Man denkt bei der App unweigerlich an Aldous Huxleys »Schöne neue Welt«, wo mit Hilfe künstlicher Fortpflanzung und Konditionierung eine perfekt funktionierende Gesellschaft erschaffen wird. Und ein wenig fühlt man sich auch an die Debatte erinnert, die der Philosoph Peter Sloterdijk mit seiner Schrift »Regeln für den Maschinenpark« (1999) auslöste, in der er unter Rückgriff auf Heidegger von »Menschenzucht« und »Anthropotechniken« fabulierte.
Geht es in der digitalen Gesellschaft immer nur darum, den »perfect match« zu berechnen?
Der Ethikrat hat in einem Schaubild eine Art normativen Leitfaden veröffentlicht, wo alle wichtigen Pro- und Kontra-Argumente zur Leihmutterschaft aufgeführt werden. Den Wünschen und Rechten der Eltern ist in der Würdigung der Umstände ebenso Rechnung zu tragen wie dem Wohl des Kindes. Für eine Legalisierung der Leimutterschaft aus Sicht der Eltern spräche, dass auf diesem Weg (anders als zum Beispiel bei einer Adoption) die genetische Verwandtschaft möglich ist und ein so genannter »Fortpflanzungstourismus« verhindert würde. Das gewichtigste Gegenargument ist wohl, dass Schwangerschaft auf einen biologischen Produktionsprozess (Stichwort »Gebärmaschinen«) reduziert wird.

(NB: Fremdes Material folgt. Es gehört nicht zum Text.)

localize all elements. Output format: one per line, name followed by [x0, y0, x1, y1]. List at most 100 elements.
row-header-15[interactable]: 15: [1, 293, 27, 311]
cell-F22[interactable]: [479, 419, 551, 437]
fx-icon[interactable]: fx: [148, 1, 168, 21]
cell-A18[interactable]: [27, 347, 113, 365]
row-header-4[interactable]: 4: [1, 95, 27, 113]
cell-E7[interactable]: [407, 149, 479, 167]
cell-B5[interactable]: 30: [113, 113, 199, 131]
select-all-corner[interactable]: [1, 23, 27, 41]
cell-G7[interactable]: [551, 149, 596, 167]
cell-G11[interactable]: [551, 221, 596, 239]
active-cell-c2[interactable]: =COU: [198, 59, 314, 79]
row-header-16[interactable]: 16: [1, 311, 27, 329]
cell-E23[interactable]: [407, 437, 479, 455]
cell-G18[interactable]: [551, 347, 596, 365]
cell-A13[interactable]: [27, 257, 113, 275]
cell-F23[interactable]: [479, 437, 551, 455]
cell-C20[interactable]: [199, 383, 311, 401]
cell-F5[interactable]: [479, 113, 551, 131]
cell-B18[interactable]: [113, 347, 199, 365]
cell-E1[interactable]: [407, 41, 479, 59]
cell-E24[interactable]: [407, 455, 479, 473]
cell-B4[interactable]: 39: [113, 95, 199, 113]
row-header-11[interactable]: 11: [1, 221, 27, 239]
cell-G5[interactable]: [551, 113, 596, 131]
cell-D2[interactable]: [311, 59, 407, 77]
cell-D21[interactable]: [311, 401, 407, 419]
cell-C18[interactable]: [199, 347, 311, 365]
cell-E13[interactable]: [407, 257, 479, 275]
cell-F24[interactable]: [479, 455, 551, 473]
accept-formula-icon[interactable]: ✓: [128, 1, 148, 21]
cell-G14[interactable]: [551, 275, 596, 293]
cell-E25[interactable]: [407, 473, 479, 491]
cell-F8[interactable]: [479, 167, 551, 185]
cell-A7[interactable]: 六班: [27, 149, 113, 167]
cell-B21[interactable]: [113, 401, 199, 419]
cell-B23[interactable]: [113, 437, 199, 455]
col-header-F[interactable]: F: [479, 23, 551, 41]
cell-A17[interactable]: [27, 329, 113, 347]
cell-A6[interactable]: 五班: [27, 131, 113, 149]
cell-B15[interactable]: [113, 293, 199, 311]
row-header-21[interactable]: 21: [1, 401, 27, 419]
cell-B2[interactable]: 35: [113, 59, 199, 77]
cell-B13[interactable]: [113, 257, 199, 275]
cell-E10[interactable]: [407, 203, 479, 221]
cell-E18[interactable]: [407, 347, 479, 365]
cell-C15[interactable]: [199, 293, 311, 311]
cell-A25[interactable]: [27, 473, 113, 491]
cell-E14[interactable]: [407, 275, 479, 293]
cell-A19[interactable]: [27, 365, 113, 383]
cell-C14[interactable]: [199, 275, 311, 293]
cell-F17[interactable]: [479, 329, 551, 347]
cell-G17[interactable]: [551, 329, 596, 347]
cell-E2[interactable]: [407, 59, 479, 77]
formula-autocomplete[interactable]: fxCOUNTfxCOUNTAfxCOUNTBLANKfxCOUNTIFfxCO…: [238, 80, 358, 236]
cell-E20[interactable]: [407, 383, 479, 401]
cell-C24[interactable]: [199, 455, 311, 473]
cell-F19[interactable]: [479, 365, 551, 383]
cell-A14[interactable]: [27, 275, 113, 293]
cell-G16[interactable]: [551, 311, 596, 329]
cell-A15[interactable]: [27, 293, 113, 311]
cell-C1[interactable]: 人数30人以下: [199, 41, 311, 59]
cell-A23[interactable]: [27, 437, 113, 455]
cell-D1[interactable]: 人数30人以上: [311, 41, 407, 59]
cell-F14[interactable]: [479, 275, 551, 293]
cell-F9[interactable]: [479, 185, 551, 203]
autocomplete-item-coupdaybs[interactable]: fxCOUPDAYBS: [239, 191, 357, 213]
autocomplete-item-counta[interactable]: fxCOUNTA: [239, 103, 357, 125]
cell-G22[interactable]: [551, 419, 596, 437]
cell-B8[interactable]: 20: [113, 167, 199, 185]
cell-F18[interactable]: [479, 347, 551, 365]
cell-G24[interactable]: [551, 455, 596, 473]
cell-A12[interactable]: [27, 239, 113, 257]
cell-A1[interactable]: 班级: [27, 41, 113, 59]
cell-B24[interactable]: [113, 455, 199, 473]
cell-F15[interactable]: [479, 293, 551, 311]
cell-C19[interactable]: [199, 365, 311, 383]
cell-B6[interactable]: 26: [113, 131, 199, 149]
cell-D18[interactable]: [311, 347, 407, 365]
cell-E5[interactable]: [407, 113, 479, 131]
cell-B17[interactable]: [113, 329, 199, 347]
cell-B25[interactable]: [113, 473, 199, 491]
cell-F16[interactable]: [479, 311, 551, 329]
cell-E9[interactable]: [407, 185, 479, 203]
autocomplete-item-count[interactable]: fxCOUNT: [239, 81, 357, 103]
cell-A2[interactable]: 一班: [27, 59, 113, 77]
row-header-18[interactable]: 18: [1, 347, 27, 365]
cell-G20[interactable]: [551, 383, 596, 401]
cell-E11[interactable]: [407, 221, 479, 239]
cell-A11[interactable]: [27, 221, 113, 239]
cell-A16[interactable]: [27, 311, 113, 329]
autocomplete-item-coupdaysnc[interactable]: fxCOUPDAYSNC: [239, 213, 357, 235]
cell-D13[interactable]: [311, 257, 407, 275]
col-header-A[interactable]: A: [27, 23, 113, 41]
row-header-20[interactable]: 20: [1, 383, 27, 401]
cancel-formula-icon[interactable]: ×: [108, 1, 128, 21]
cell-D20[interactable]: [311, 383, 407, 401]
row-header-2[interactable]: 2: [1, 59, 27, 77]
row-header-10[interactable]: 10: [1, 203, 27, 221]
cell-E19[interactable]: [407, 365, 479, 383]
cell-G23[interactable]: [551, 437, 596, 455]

Doch als wäre die Leihmutterschaft nicht schon kontrovers genug, wird sie nun kombiniert mit einer Technologie, der Gesichtserkennung, deren Einsatz aus ethischer Sicht nicht minder problematisch ist. Das gilt bereits für »einfache« Gesichtserkennungssysteme, die im öffentlichen Raum installiert werden. Dass Überwachungskameras aus der Ferne Gesichter zuweilen ohne Einverständnis und Kenntnis der jeweiligen Person wie ein Kennzeichen erfassen und aus den biometrischen Daten Alter und Geschlecht ablesen, halten Datenschützer für eine flagrante Verletzung der Persönlichkeitsrechte. Sogar Microsoft-Präsident Brad Smith warnte vor dem Einsatz KI-gestützter Gesichtserkennungstechnologie.

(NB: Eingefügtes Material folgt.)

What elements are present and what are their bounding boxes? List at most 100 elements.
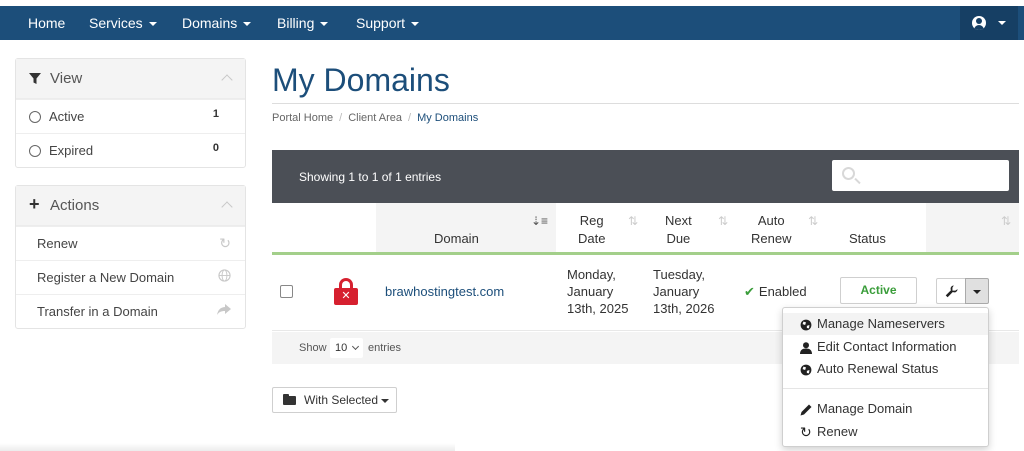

Die Verschaltung zweier ethisch umstrittener »Techniken« – Leihmutterschaft und Gesichtserkennung – verkompliziert die ethische Diskussion. Die Frage ist: Wie weit darf das Matching gehen? Darf man sich eine Leihmutter wie in einem Ikea-Katalog aussuchen? Dürfen Leihmütter von Maschinen gescreent werden, um auf ihre optische und physische Tauglichkeit überprüft zu werden? Wie steht es um das Recht des Kindes, wenn es im Mutterleib einer ähnlich aussehenden Frau aufwächst, die über einen digitalen Doppelgänger identifiziert wurde und als eine Art Simulakrum fungiert? Bis zu welchem Punkt darf das Soziale mathematisiert werden? Ab wann ist der Schritt zum Designerbaby getan?
Man gewinnt den Eindruck, als gehe es in der digitalen Gesellschaft – egal ob beim Tinder-Date oder der passenden Leihmutter – immer nur darum, den »perfect match« zu berechnen, als müsste das Leben ständig optimiert werden. Die krude Rhetorik von der »phänotypischen Kompatibilität« suggeriert, dass es genetische Informationsträger gäbe, die miteinander inkompatibel wären. Eltern, die aus biologischen Gründen keine Kinder bekommen können, hegen freilich den Wunsch, dass ihr Nachwuchs so aussieht wie sie selbst. Das ist legitim. Doch nicht alles, was technisch machbar ist, ist auch ethisch gangbar.